Over the last 40 years Performance Space has been propelling cultural, theoretical, and political discourse forward. Futurity and world-building connect the interdisciplinary works presented here-works that have dissolved the borders of performance art, dance, theater, music, visual art, poetry and prose, ritual, night life, food, film, and technology, shattering artistic and social norms alike.

Founded in 1980, Performance Space New York (formerly Performance Space 122) became a haven for many queer and radical voices shut out by a repressive, monocultural mainstream and conservative government whose neglect exacerbated the emerging AIDS epidemic's devastation. Carrying forward the multitudinous visions of these artists who wielded the political momentum of self-expression amidst the intensifying American culture wars, Performance Space is one of the birthplaces of contemporary performance as it is known today.

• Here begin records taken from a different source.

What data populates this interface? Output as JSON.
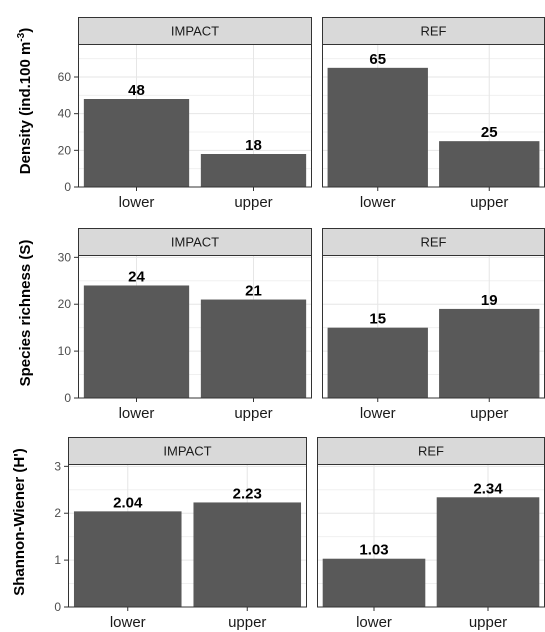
{
  "chart_data": [
    {
      "type": "bar",
      "ylabel": "Density (ind.100 m",
      "ylabel_sup": "-3",
      "ylabel_close": ")",
      "ylim": [
        0,
        78
      ],
      "yticks": [
        "0",
        "20",
        "40",
        "60"
      ],
      "ytick_values": [
        0,
        20,
        40,
        60
      ],
      "categories": [
        "lower",
        "upper"
      ],
      "panels": [
        {
          "name": "IMPACT",
          "values": [
            48,
            18
          ],
          "labels": [
            "48",
            "18"
          ]
        },
        {
          "name": "REF",
          "values": [
            65,
            25
          ],
          "labels": [
            "65",
            "25"
          ]
        }
      ],
      "bar_color": "#595959",
      "grid": true
    },
    {
      "type": "bar",
      "ylabel": "Species richness (S)",
      "ylim": [
        0,
        30.5
      ],
      "yticks": [
        "0",
        "10",
        "20",
        "30"
      ],
      "ytick_values": [
        0,
        10,
        20,
        30
      ],
      "categories": [
        "lower",
        "upper"
      ],
      "panels": [
        {
          "name": "IMPACT",
          "values": [
            24,
            21
          ],
          "labels": [
            "24",
            "21"
          ]
        },
        {
          "name": "REF",
          "values": [
            15,
            19
          ],
          "labels": [
            "15",
            "19"
          ]
        }
      ],
      "bar_color": "#595959",
      "grid": true
    },
    {
      "type": "bar",
      "ylabel": "Shannon-Wiener (H')",
      "ylim": [
        0,
        3.05
      ],
      "yticks": [
        "0",
        "1",
        "2",
        "3"
      ],
      "ytick_values": [
        0,
        1,
        2,
        3
      ],
      "categories": [
        "lower",
        "upper"
      ],
      "panels": [
        {
          "name": "IMPACT",
          "values": [
            2.04,
            2.23
          ],
          "labels": [
            "2.04",
            "2.23"
          ]
        },
        {
          "name": "REF",
          "values": [
            1.03,
            2.34
          ],
          "labels": [
            "1.03",
            "2.34"
          ]
        }
      ],
      "bar_color": "#595959",
      "grid": true
    }
  ]
}
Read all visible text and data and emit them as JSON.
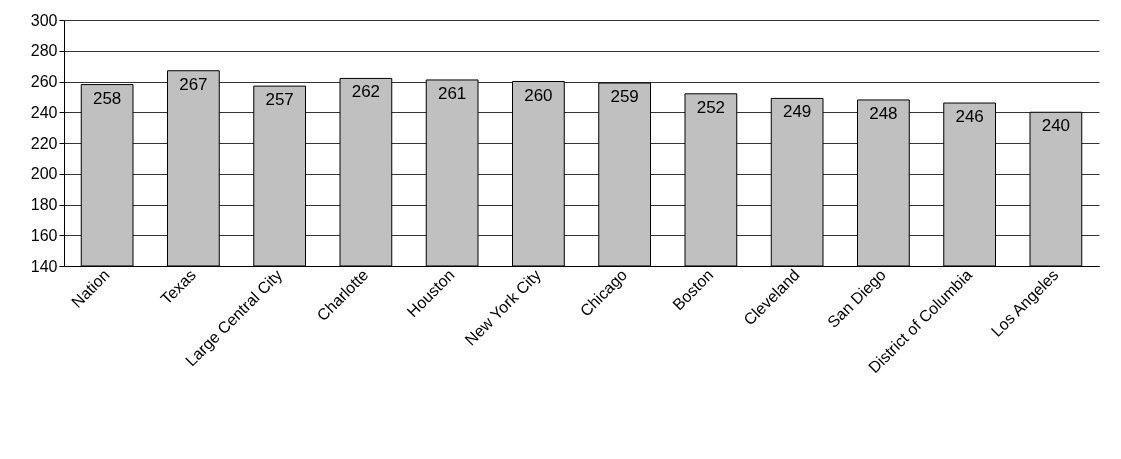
{
  "chart_data": {
    "type": "bar",
    "categories": [
      "Nation",
      "Texas",
      "Large Central City",
      "Charlotte",
      "Houston",
      "New York City",
      "Chicago",
      "Boston",
      "Cleveland",
      "San Diego",
      "District of Columbia",
      "Los Angeles"
    ],
    "values": [
      258,
      267,
      257,
      262,
      261,
      260,
      259,
      252,
      249,
      248,
      246,
      240
    ],
    "color": "#c0c0c0",
    "ylim": [
      140,
      300
    ],
    "yticks": [
      140,
      160,
      180,
      200,
      220,
      240,
      260,
      280,
      300
    ],
    "grid": "y",
    "data_labels": true
  }
}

As the New York performing arts world has become increasingly institutionalized, and the shortcomings within our industry were further revealed during the ravages and transformations of 2020, our focus has been not just on presenting boundary-breaking work but on restructuring our own organization towards prioritizing equity and access. We seek to build deeper relationships with our artists and communities by creating new access points. Through community councils, annual town halls, guest-curated programs such as Octopus and First Mondays, we welcome the public to actively shape our future and help us hold ourselves accountable. Programs like the revived Open Movement and the new Open Room invite the community in and reclaim the institution as a rare indoor public space in the ever-more expensive East Village.

Our search for new models is an embrace of the unknown-and an acknowledgement of transformation as a process of continuous inquiry, imagination, response, and accountability. Mirroring the spirit of experimentation artists have brought to our spaces across four decades, we strive towards something which does not yet exist. We believe this focus on changing the conditions in which art is made is just as fundamental as the art itself, and only serves to make it more substantial.

02020, the year-long project during which a cohort of salaried artists were invited together with the staff and board to re-vision Performance Space, initiated this transformation, and itself rapidly reshaped to meet artists' and community members' needs amidst the early days of the pandemic and uprising for racial justice. 02020 was a new beginning for us, a sharp and needed turn back towards artists to help rethink the institution for the future.